Turkey has become the largest buyer of Russian gas, although in 2022 it reduced gas imports and transit from Russia by 18%, to 21.5 billion cubic meters. Turkish Stream in 2022 provided 8.6 billion cubic meters to Turkey, and 12.9 billion cubic meters to European countries. The capacity of the Turkish Stream is 31.5 billion cubic meters (15.75 billion cubic meters for each string).

Blue Stream is the first offshore gas pipeline for Russia, which turned 20 on December 30, 2022. In two decades since its launch, Gazprom has pumped almost 218 billion cubic meters of gas, including 16 billion cubic meters at the end of 2021, which corresponds to the annual capacity of this gas pipeline.

For comparison, the TANAP gas pipeline (part of the Southern Gas Corridor from Azerbaijan to Europe) in 2022 delivered 5.8 billion cubic meters and 11.3 billion cubic meters in these directions, respectively. Russian gas remains Turkey's only source of flexible supplies, although Istanbul has been pushing for discounts for months.

According to experts of the Kommersant newspaper, Gazprom may have been able to reduce the price in exchange for an increase in gas sales through Turkey to Europe, for which there are now looking for ways to organize gas swaps with Azerbaijan and Iran. The existing infrastructure theoretically allows organizing such swaps in the amount of 8-10 billion cubic meters per year.

It is also noteworthy that Moscow and Ankara agreed to postpone gas payments by $600 million until 2024, Reuters reports, citing sources. It is noted that Turkey may receive a deferral for other similar payments, depending on the dynamics of energy prices. According to sources, we are talking about a total of four billion dollars.

Turkish Energy and Natural Resources Minister Fatih Donmez said on May 3 that Ankara had discussed with Gazprom the postponement of some payments after the increase in gas prices. According to him, the parties managed to reach an agreement.

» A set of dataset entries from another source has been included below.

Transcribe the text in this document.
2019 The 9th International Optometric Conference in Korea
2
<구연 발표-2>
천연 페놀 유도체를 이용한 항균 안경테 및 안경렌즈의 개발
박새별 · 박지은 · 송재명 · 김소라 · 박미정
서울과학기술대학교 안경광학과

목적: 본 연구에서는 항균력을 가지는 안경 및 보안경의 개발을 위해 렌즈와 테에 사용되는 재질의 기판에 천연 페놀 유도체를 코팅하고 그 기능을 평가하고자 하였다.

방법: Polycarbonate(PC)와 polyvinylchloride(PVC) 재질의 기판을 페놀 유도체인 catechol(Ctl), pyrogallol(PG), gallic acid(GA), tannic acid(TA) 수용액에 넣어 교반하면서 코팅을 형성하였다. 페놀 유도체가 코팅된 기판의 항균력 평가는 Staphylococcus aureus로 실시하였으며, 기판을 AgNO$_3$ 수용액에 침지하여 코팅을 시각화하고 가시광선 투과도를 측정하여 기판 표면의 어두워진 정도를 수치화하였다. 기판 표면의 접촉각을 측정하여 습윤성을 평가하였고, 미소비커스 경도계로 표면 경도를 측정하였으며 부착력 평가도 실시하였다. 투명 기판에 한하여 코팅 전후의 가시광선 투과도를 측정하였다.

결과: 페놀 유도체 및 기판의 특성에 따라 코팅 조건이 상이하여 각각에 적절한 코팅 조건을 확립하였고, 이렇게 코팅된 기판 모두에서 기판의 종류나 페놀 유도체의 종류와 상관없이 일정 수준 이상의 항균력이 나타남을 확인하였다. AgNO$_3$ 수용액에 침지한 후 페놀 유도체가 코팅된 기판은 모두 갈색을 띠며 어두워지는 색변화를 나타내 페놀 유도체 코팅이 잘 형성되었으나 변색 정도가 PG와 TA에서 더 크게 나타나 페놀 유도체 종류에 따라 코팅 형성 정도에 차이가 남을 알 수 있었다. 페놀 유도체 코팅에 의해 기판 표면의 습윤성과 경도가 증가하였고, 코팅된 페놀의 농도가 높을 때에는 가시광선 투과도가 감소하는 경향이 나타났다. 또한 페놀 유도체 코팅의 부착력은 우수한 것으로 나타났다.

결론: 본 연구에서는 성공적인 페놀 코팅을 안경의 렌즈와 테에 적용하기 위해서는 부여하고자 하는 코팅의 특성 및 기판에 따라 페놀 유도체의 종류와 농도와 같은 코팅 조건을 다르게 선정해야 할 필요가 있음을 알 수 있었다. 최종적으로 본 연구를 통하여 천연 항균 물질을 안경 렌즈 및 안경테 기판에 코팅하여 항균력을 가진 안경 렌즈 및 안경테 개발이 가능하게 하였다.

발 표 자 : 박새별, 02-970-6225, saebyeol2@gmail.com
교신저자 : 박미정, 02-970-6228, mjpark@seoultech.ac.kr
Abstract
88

Challenging, consistent and reliable

Vladimir Putin sent a congratulatory telegram to Recep Tayyip Erdogan on the occasion of his election as president of Turkey. He called Erdogan's election victory "a natural result of selfless work as head of the Turkish Republic,... efforts to strengthen state sovereignty and pursue an independent, independent foreign policy. "

Putin assured Erdogan that the Russian authorities highly appreciate his personal contribution "to strengthening friendly Russian-Turkish relations, mutually beneficial cooperation in various directions."

The Russian President confirmed his readiness to continue a constructive dialogue on topical issues on the bilateral, regional and international agenda. He assured that Russia attaches great importance to the consistent implementation of the planned joint projects, primarily the construction of the Akkuyu NPP and the creation of a gas hub in Turkey.

Speaking last year at a plenary meeting of the Valdai International Discussion Club, Putin called Erdogan a strong leader and a difficult, but consistent and reliable partner.